Current workbench direction:

  • Deck Mode edits deck_model.json as the canvas source of truth.
  • HTML Mode opens an existing compatible HTML deck and edits it directly on the rendered page.
  • The workbench supports PPT-like element editing, not raw CSS-first thinking.
  • Artifact projection can export:
    • deck_brief.md
    • theme_breakdown.md
    • deck_script.md
    • visual_plan.md
    • image_plan.md
    • qa_report.md
    • style_system.json
    • deck_manifest.json

This is still an authoring prototype, not a finished production editor, but it already provides a practical route for:

  • faster layout edits
  • PPT-like formatting control
  • direct HTML deck touch-ups without collapsing the original page structure

Editing Route

  • Structure changes should start from theme_breakdown.md.
  • Copy changes should start from deck_script.md.
  • Visualization changes should start from visual_plan.md.
  • Image changes should start from image_plan.md.
  • Style changes such as font size, color, spacing, or page furniture should start from style_system.json.
  • Export behavior changes should start from deck_manifest.json.
  • index.html should be treated as a downstream render target, not the first editing surface, unless the request is an implementation-only hotfix.

PPTX Export Route

This package keeps HTML authoring and PPTX delivery separated on purpose.

  • ppt-as-code owns the deck workflow, script, imagery, and final static HTML.
  • pptx-export-for-ppt-as-code consumes index.html, deck_manifest.json, and assets/.
  • Every slide is exported from a stable HTML render state as a screenshot.
  • PowerPoint is treated as a fidelity-first delivery container, not a native reconstruction target.
  • Motion stays HTML-only.

Package Structure

ppt-as-code-open/
|-- SKILL.md
|-- README.md
|-- README-zh.md
|-- LICENSE
|-- CONTRIBUTING.md
|-- agents/
|   `-- openai.yaml
|-- references/
|   |-- quick-mode.md
|   |-- basic-mode.md
|   |-- advanced-mode.md
|   |-- visual-and-images.md
|   |-- visualization-layer.md
|   |-- visualization-engines.md
|   |-- reference-search-pack.md
|   |-- component-libraries.md
|   |-- source-normalization.md
|   |-- source-to-scenes.md
|   |-- quality-checker.md
|   |-- deck-dsl.md
|   |-- deck-source-contract.md
|   |-- change-routing.md
|   |-- style-system-contract.md
|   |-- deck-model-contract.md
|   |-- workbench-architecture.md
|   |-- workbench-sync.md
|   |-- pptx-export-handoff.md
|   `-- evolution-log.md
|-- companion-skills/
|   `-- pptx-export-for-ppt-as-code/
|       |-- SKILL.md
|       |-- agents/
|       |   `-- openai.yaml
|       `-- references/
|           |-- manifest-contract.md
|           `-- rendering-rules.md
|-- workflows/
|   |-- mode-delivery.md
|   `-- evolution-writeback.md
`-- workbench/
    |-- index.html
    |-- styles.css
    |-- app.js
    |-- deck_model.sample.json
    `-- README.md

Installation Notes

This folder is stored as ppt-as-code-open to avoid colliding with a private local version.

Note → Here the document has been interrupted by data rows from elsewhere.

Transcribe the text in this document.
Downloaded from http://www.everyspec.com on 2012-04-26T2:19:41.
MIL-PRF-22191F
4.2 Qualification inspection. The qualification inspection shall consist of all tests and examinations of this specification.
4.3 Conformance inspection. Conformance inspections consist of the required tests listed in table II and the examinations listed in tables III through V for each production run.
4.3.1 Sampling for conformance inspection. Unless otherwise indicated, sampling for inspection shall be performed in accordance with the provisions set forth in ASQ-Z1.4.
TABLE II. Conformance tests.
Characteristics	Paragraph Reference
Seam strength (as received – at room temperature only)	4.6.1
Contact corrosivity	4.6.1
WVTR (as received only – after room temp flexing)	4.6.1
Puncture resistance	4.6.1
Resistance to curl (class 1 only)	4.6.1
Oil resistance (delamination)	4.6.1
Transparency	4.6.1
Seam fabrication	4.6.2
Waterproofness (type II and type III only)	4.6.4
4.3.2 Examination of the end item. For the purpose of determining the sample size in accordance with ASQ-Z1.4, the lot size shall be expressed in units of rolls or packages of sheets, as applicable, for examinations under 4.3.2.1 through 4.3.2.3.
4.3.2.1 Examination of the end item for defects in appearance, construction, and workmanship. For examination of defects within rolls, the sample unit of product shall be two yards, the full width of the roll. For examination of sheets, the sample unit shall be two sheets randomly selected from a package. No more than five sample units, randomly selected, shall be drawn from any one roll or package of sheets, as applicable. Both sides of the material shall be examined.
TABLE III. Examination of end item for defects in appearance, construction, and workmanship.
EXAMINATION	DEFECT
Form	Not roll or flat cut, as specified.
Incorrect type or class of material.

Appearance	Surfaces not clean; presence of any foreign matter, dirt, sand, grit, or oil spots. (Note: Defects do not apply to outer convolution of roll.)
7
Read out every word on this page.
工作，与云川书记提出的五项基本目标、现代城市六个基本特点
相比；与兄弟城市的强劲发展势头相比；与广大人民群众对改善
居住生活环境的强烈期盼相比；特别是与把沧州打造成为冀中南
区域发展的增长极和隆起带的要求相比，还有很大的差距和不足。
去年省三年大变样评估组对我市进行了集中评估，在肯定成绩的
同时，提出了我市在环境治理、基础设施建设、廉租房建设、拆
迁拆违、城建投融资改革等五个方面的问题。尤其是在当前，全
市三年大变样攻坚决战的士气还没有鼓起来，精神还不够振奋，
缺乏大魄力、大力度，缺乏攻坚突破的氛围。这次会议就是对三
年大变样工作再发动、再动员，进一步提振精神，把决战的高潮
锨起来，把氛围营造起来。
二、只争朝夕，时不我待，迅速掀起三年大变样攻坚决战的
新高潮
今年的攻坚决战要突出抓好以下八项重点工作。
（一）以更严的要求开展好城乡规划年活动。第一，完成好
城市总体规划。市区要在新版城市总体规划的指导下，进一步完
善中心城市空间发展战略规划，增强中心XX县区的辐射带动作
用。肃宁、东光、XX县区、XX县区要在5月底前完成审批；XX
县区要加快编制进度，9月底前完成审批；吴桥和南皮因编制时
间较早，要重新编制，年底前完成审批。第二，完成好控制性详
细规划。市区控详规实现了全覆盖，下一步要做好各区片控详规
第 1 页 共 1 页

If you want to publish or install it as the canonical package:

  1. rename the folder to ppt-as-code if needed
  2. keep the skill name in SKILL.md as ppt-as-code
  3. install it in your preferred skill directory or publish it from this folder

Suggested Prompts

Quick example

Use ppt-as-code to help me build a fast HTML deck about AI workflow design for product teams.
I want something lightweight and stage-like, not a long article.
Start with a quick mode route.

Basic example

Use ppt-as-code to help me build a presentation about why AI-native teams need new operating habits.
I have rough notes but no clear structure or style yet.
Please use a basic workflow and confirm the breakdown before writing HTML.

Advanced example

Use ppt-as-code to build a premium HTML deck about AI product differentiation.
I want stronger design direction and a static-first workflow.
If browsing is available, give me real presentation references.
If not, synthesize the design constraints directly from the style direction.

Maintainers And Contributors

This package keeps runtime guidance and maintainer guidance separate.

For contribution and maintenance rules, see:

The maintainer rule is simple:

Stable feedback should be integrated into the main docs, not left in logs.